The scan routine will move through XY coordinates, and at each XY position will optionally run an autofocus routine, then acquire either a single image or a Z stack depending on the value of “z steps”. The autofocus options correspond to those available in the “move” pane, allowing “fast” autofocus, or conventional autofocus with coarse, medium, or fine steps to be used. Selecting “none” disables autofocus. The vast majority of the time, “fast” autofocus is both quicker and more accurate than the other methods.

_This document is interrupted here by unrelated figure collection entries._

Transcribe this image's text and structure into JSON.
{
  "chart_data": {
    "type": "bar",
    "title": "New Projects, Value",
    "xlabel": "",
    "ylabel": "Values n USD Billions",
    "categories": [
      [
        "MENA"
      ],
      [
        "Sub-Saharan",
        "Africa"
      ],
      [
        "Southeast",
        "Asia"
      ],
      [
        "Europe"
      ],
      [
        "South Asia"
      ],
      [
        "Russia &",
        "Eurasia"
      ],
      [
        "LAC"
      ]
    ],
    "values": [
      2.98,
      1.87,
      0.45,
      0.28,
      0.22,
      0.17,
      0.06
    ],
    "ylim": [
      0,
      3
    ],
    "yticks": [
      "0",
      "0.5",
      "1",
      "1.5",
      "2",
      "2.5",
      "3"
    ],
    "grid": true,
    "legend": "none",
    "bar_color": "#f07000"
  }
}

Various scan patterns are available for XY scanning. Raster scanning is the default, which scans columns (i.e. from lowest to highest Y coordinate) and works from low to high X coordinates as the “slow” scan axis. Snake scanning reverses every other column, such that there is a smaller distance from the end of one column to the beginning of the next. This can be helpful if the sample is not perfectly flat, as it avoids losing focus between columns. Finally, “spiral” scanning starts by taking an image at the current position, then works outwards in concentric squares. Spiral scans use the “x steps” value to set the number of rings, and ignore the “y steps” value.

Images acquired during the scan will be saved to a folder on the Raspberry Pi. They can be named according to their coordinates in the scan (default) or numbered sequentially (in case the latter is easier to process).

To retrieve images acquired during a scan, or captured individually, you can use the Gallery pane.